Sven Hubbes: Mit der Lynes App kann man mittlerweile auch in Österreich, der Schweiz und offensichtlich sogar in Belgien Punkte sammeln. Gestern hat mir jedenfalls jemand geschrieben „Hey, ich bin gerade in Brüssel und die App zählt meine Schritte.“ Die Nutzer und Nutzerinnen freuen sich, dass sie in all diesen Ländern Punkte sammeln können. Für Städte, Händler, Verkehrsverbünde und andere ist unsere App vor allem ein Tool, um Marketingaktionen zu starten oder das Thema Gamification voranzutreiben. Denn dafür schaffen wir als Softwareunternehmen mit der Lynes App die nötigen Rahmenbedingungen und Voraussetzungen.
RegioSignaleBlog: Hat denn schon ein Verkehrsverbund angebissen?
Sven Hubbes: Bisher waren Verbünde vor allem daran interessiert, unser Punktesystem in ihre eigene App zu integrieren. Manche haben auch kritisiert, dass wir nicht den Ticketumsatz, sondern die zurückgelegten Kilometer belohnen. Ich glaube aber, dass mittlerweile die meisten verstanden haben, dass es nicht um Tickets, sondern um klimaschonende Mobilität insgesamt geht. Nach unserem Auftritt in „Die Höhle der Löwen“ haben wir jedenfalls deutlich mehr Nutzer und sind zuversichtlich, dass wir bald unseren ersten Use Case verwirklichen können. Zumal die App mit Blick auf den Modal Split viele spannende Insights bietet.
RegioSignaleBlog: Ihr arbeitet seit Ende 2019 an der Lynes App. Wie habt ihr die Entwicklung der ÖPNV-Branche in dieser Zeit erlebt?
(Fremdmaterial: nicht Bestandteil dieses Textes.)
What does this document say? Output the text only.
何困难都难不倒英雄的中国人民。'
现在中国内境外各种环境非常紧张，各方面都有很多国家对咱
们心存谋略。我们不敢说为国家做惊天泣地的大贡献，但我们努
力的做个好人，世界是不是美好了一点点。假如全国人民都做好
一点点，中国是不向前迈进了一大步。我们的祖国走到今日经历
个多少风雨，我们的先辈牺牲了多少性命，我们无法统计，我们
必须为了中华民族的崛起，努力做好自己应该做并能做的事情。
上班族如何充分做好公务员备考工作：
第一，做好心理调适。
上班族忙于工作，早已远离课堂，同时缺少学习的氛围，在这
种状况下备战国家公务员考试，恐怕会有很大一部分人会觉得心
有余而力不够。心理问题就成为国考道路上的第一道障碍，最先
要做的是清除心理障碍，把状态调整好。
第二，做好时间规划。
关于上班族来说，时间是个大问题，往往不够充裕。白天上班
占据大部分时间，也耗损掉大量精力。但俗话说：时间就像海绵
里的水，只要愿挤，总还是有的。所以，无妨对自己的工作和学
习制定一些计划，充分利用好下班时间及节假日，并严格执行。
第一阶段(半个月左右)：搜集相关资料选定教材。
Sven Hubbes: Wir haben den Eindruck, dass das 9-Euro-Ticket ein Weckruf für die Branche war und sich jetzt viele Player neu organisieren. Gleichzeitig sind die Themen Klimaschutz und Mobilität gesellschaftlich viel präsenter als 2019. Dass es jetzt das Deutschland-Ticket gibt, tut nicht nur der Branche gut. Es ist auch ein Gewinn für die Mobilität in Deutschland insgesamt – und das ist eigentlich, worauf wir alle hinarbeiten.